The competition in Santiago started off a little disorganized. We were tasting in panels, but there was not enough room on the tables for all the wines. The scoring system was a little unusual, resulting in the judges rewarding average wines with unusually high scores, and, much to our surprise, the country’s top wines were excluded because of a price cap on entries. The organizational issues were rectified over the course of the first day (by one of the Canadian Wines of Chile representatives), but there was much discussion on the $30 price cap. There was also some discussion regarding the judge who stripped down to his skivvies and jumped into the pool during lunch.
In addition to meeting people from all over the world, the most interesting aspect of judging is the education. There is no better way to learn about wine than to taste. At the Canadian Wine Awards, I was able to taste more local wines in a week than I would have the opportunity to all year. It’s a real eye-opener.
In Chile, we tasted Pinot Noir, Syrah and Carignan of the quality that we weren’t aware existed. We tasted good Carménère (apparently not always an oxymoron). And we experienced the diversity of the country’s terroir and vineyard sites in wines that are either not exported or not given their due attention by the importers. I also discovered that I don’t like abalone (reminded me of the white rubber erasers we used in elementary school) or simple syrup in my pisco sour, but I do love lúcuma and cherimoya (native tropical fruits).

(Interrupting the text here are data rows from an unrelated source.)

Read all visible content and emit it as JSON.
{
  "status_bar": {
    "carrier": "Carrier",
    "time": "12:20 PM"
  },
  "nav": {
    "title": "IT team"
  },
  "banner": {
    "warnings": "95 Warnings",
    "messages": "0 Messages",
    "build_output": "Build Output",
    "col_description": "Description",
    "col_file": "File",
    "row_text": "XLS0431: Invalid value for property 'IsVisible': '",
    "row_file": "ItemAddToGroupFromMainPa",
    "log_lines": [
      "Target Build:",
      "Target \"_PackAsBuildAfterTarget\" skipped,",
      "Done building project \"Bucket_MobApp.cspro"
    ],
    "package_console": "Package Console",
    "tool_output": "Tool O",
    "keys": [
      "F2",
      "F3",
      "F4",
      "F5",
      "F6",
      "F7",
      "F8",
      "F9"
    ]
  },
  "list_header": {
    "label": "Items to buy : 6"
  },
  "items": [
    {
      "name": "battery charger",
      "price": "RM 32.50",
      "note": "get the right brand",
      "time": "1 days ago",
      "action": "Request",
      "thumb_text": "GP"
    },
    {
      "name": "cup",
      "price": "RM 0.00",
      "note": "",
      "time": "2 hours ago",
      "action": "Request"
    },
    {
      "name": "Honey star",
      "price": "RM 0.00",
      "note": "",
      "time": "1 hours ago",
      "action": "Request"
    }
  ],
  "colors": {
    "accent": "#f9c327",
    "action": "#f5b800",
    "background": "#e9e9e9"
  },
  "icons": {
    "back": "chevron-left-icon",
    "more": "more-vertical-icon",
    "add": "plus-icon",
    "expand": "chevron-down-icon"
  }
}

As a wine judge, I’ve experienced long bus rides, some really bad wines, lots of hurry-up-and-wait, the occasional bad meal, the occasional hangover and sleep deprivation. But I’ve also met some of the most amazing people, experienced local cultures, seen ancient ruins and historical landmarks, tasted the world’s best food and wine, and, in some small way, helped the world get a little smaller. So you want to be a wine judge? You’d better be prepared to drink a lot of beer.